Development of Pump-and-Dump Detection Model
Pump-and-dump in crypto works faster than traditional markets: from coordinated buying start to dump — hours or even minutes. On-chain data completely public, creating unique detection opportunity: can see wallet movements, volume concentration, transaction synchronization in real time.
Task — build system detecting P&D scheme during pump phase, before dump, to warn users or auto-protect protocol.
Anatomy of pump-and-dump scheme
Understanding mechanics critical for building correct features.
Accumulation phase: organizers gradually buy token with small orders trying not to move price. Signs: growing unique holder addresses with stagnant price, unusual buy volume at night, synchronized wallets (receiving ETH from single source).
Pump phase: coordinated buying, usually coordinated in Telegram/Discord. Price 200-2000% in hours. Volume spike 10-100x average. Social media spike with template messages.
Dump phase: organizers sell at peak. Retail buyers attracted by rise enter and hold bags. Price crashes to pre-pump or lower.
Features for model
On-chain metrics
Volume anomaly score:
VAS = current_volume / rolling_avg_volume_30d
Values > 10 without fundamental news — strong signal.
Holder concentration delta: HHI (Herfindahl-Hirschman Index) change:
HHI = Σ (balance_i / total_supply)²
Rising HHI = token concentration in fewer addresses = accumulation.

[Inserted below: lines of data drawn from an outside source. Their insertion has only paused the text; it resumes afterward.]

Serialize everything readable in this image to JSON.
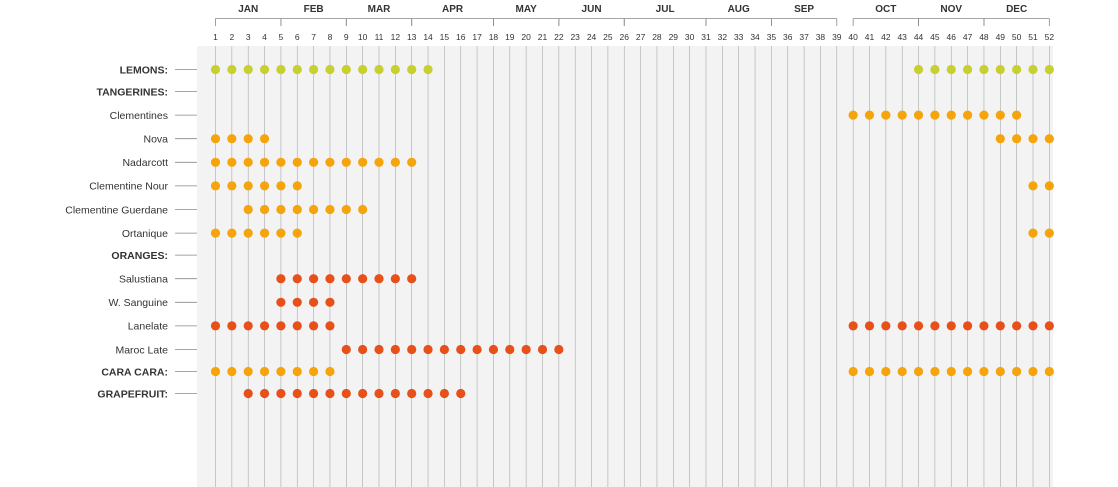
{
  "chart_data": {
    "type": "scatter",
    "title": "",
    "xlabel": "",
    "ylabel": "",
    "x_range": [
      1,
      52
    ],
    "grid": true,
    "colors": {
      "lemon": "#c9cf2e",
      "tangerine": "#f5a40c",
      "orange": "#e8501a",
      "grapefruit": "#e8501a",
      "background": "#f3f3f3",
      "grid": "#aaaaaa"
    },
    "months": [
      {
        "name": "JAN",
        "start": 1,
        "end": 5
      },
      {
        "name": "FEB",
        "start": 5,
        "end": 9
      },
      {
        "name": "MAR",
        "start": 9,
        "end": 13
      },
      {
        "name": "APR",
        "start": 13,
        "end": 18
      },
      {
        "name": "MAY",
        "start": 18,
        "end": 22
      },
      {
        "name": "JUN",
        "start": 22,
        "end": 26
      },
      {
        "name": "JUL",
        "start": 26,
        "end": 31
      },
      {
        "name": "AUG",
        "start": 31,
        "end": 35
      },
      {
        "name": "SEP",
        "start": 35,
        "end": 39
      },
      {
        "name": "OCT",
        "start": 40,
        "end": 44
      },
      {
        "name": "NOV",
        "start": 44,
        "end": 48
      },
      {
        "name": "DEC",
        "start": 48,
        "end": 52
      }
    ],
    "weeks": [
      "1",
      "2",
      "3",
      "4",
      "5",
      "6",
      "7",
      "8",
      "9",
      "10",
      "11",
      "12",
      "13",
      "14",
      "15",
      "16",
      "17",
      "18",
      "19",
      "20",
      "21",
      "22",
      "23",
      "24",
      "25",
      "26",
      "27",
      "28",
      "29",
      "30",
      "31",
      "32",
      "33",
      "34",
      "35",
      "36",
      "37",
      "38",
      "39",
      "40",
      "41",
      "42",
      "43",
      "44",
      "45",
      "46",
      "47",
      "48",
      "49",
      "50",
      "51",
      "52"
    ],
    "rows": [
      {
        "label": "LEMONS:",
        "group": true,
        "color": "lemon",
        "weeks": [
          1,
          2,
          3,
          4,
          5,
          6,
          7,
          8,
          9,
          10,
          11,
          12,
          13,
          14,
          44,
          45,
          46,
          47,
          48,
          49,
          50,
          51,
          52
        ]
      },
      {
        "gap": true
      },
      {
        "label": "TANGERINES:",
        "group": true,
        "color": "tangerine",
        "weeks": []
      },
      {
        "label": "Clementines",
        "group": false,
        "color": "tangerine",
        "weeks": [
          40,
          41,
          42,
          43,
          44,
          45,
          46,
          47,
          48,
          49,
          50
        ]
      },
      {
        "label": "Nova",
        "group": false,
        "color": "tangerine",
        "weeks": [
          1,
          2,
          3,
          4,
          49,
          50,
          51,
          52
        ]
      },
      {
        "label": "Nadarcott",
        "group": false,
        "color": "tangerine",
        "weeks": [
          1,
          2,
          3,
          4,
          5,
          6,
          7,
          8,
          9,
          10,
          11,
          12,
          13
        ]
      },
      {
        "label": "Clementine Nour",
        "group": false,
        "color": "tangerine",
        "weeks": [
          1,
          2,
          3,
          4,
          5,
          6,
          51,
          52
        ]
      },
      {
        "label": "Clementine Guerdane",
        "group": false,
        "color": "tangerine",
        "weeks": [
          3,
          4,
          5,
          6,
          7,
          8,
          9,
          10
        ]
      },
      {
        "label": "Ortanique",
        "group": false,
        "color": "tangerine",
        "weeks": [
          1,
          2,
          3,
          4,
          5,
          6,
          51,
          52
        ]
      },
      {
        "gap": true
      },
      {
        "label": "ORANGES:",
        "group": true,
        "color": "orange",
        "weeks": []
      },
      {
        "label": "Salustiana",
        "group": false,
        "color": "orange",
        "weeks": [
          5,
          6,
          7,
          8,
          9,
          10,
          11,
          12,
          13
        ]
      },
      {
        "label": "W. Sanguine",
        "group": false,
        "color": "orange",
        "weeks": [
          5,
          6,
          7,
          8
        ]
      },
      {
        "label": "Lanelate",
        "group": false,
        "color": "orange",
        "weeks": [
          1,
          2,
          3,
          4,
          5,
          6,
          7,
          8,
          40,
          41,
          42,
          43,
          44,
          45,
          46,
          47,
          48,
          49,
          50,
          51,
          52
        ]
      },
      {
        "label": "Maroc Late",
        "group": false,
        "color": "orange",
        "weeks": [
          9,
          10,
          11,
          12,
          13,
          14,
          15,
          16,
          17,
          18,
          19,
          20,
          21,
          22
        ]
      },
      {
        "gap": true
      },
      {
        "label": "CARA CARA:",
        "group": true,
        "color": "tangerine",
        "weeks": [
          1,
          2,
          3,
          4,
          5,
          6,
          7,
          8,
          40,
          41,
          42,
          43,
          44,
          45,
          46,
          47,
          48,
          49,
          50,
          51,
          52
        ]
      },
      {
        "gap": true
      },
      {
        "label": "GRAPEFRUIT:",
        "group": true,
        "color": "grapefruit",
        "weeks": [
          3,
          4,
          5,
          6,
          7,
          8,
          9,
          10,
          11,
          12,
          13,
          14,
          15,
          16
        ]
      }
    ]
  }
}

Transaction synchronization: coefficient of sync between independent addresses making buys in same time window (±5 minutes). Organic growth has uniform distribution. P&D — spike.
Wallet clustering: graph of address relationships. Addresses receiving ETH from same source, buying with same EOA, similar transaction patterns — probably controlled by one entity. If 60%+ volume from cluster — signal.

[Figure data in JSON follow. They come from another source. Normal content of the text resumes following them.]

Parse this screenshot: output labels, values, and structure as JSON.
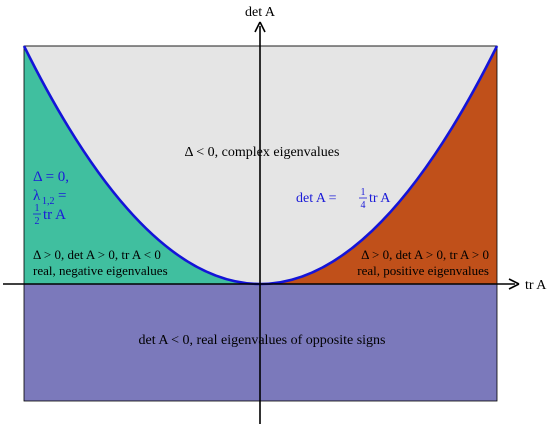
{
  "axes": {
    "x_label": "tr A",
    "y_label": "det A"
  },
  "regions": {
    "complex": "Δ < 0, complex eigenvalues",
    "opposite_signs": "det A < 0, real eigenvalues of opposite signs",
    "negative_line1": "Δ > 0, det A > 0, tr A < 0",
    "negative_line2": "real, negative eigenvalues",
    "positive_line1": "Δ > 0, det A > 0, tr A > 0",
    "positive_line2": "real, positive eigenvalues"
  },
  "parabola_label": {
    "prefix": "det A = ",
    "frac_num": "1",
    "frac_den": "4",
    "suffix": "tr A"
  },
  "discriminant_label": {
    "line1": "Δ = 0,",
    "line2_sym": "λ",
    "line2_sub": "1,2",
    "line2_eq": " =",
    "frac_num": "1",
    "frac_den": "2",
    "line3_suffix": "tr A"
  },
  "colors": {
    "complex_fill": "#e5e5e5",
    "negative_fill": "#40bf9f",
    "positive_fill": "#c0501a",
    "opposite_fill": "#7b79bb",
    "parabola": "#1414d8",
    "text_blue": "#1a1ad8"
  }
}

Price-volume divergence: healthy growth has volume rising gradually with price. P&D has volume then sharp price — or synchronized without ramping.
Cross-market metrics
DEX vs CEX price discrepancy: if DEX price significantly above CEX — possible intentional DEX price manipulation.

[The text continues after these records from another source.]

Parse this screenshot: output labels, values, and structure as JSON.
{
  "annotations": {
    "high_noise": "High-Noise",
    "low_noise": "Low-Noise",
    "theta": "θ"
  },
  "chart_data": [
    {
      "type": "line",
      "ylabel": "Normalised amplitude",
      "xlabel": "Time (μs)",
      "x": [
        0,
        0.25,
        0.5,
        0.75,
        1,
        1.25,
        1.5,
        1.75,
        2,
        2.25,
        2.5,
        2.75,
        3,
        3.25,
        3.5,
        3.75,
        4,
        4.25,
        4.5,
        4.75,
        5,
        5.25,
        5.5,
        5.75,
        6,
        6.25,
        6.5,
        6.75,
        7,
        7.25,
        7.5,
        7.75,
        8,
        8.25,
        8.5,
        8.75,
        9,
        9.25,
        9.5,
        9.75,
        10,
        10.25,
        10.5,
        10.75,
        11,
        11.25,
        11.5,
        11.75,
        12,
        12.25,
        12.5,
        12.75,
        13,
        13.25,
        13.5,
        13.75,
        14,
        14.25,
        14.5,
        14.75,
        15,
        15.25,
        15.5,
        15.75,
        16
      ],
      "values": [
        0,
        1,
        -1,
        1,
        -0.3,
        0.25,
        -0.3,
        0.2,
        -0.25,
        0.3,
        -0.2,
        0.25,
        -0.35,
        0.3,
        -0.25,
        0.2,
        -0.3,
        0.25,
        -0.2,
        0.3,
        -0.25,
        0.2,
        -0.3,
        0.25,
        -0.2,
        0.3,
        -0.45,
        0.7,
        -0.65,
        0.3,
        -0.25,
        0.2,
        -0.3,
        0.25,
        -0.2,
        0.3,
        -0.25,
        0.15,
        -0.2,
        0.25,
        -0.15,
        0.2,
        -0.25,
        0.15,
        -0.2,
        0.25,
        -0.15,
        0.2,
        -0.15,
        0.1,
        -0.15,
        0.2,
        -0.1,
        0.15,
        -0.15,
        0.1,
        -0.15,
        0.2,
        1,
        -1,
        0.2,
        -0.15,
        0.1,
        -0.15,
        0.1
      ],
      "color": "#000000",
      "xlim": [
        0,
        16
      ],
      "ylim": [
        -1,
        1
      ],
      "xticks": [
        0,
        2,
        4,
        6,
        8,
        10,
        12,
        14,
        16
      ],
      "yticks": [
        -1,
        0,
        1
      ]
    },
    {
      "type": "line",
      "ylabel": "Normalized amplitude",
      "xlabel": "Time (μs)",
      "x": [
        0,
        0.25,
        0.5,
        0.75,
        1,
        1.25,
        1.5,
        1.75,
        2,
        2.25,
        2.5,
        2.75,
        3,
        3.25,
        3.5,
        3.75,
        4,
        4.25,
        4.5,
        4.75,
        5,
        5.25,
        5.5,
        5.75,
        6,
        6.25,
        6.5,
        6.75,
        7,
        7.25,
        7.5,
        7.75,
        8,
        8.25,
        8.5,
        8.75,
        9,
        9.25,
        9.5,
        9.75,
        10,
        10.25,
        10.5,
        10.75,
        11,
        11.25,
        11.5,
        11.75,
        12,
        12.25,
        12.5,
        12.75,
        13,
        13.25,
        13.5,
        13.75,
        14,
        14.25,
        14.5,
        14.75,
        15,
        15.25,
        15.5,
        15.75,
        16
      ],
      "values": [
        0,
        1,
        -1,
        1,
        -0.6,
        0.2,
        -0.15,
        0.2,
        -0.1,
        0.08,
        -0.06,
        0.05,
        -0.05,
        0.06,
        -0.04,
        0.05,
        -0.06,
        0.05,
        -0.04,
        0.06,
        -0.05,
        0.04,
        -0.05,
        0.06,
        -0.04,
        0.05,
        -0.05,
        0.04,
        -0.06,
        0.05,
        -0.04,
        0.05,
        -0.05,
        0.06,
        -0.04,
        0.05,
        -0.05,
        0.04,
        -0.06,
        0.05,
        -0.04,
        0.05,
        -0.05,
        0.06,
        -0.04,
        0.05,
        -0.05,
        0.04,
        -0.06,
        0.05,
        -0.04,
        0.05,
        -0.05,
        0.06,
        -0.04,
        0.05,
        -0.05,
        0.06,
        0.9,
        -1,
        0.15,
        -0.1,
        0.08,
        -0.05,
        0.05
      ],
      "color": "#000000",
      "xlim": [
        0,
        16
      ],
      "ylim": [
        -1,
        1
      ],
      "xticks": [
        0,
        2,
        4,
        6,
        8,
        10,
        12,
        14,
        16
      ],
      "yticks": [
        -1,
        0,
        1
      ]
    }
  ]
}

Liquidity depth change: sharp LP removal before pump reduces resistance — classic prep pattern.
New wallet ratio: percent of transactions from wallets created < 7 days ago. High = fresh addresses for organizing.
Social signals (optional)
Telegram/Discord monitoring for ticker mentions. Sudden spike + positive sentiment + template calls = coordinated pump signal.
Detection system architecture
Data pipeline
Blockchain RPC (geth/erigon)
→ Event streaming (WebSocket)
→ Kafka / RabbitMQ
→ Feature extractor (Python)
→ Feature store (Redis realtime, PostgreSQL historical)
→ ML model inference
→ Alert engine
Real-time blockchain connection via WebSocket:
from web3 import Web3, AsyncWeb3
import asyncio
async def stream_swaps(token_address: str, callback):
w3 = AsyncWeb3(AsyncWeb3.AsyncWebsocketProvider('wss://mainnet.infura.io/ws/v3/KEY'))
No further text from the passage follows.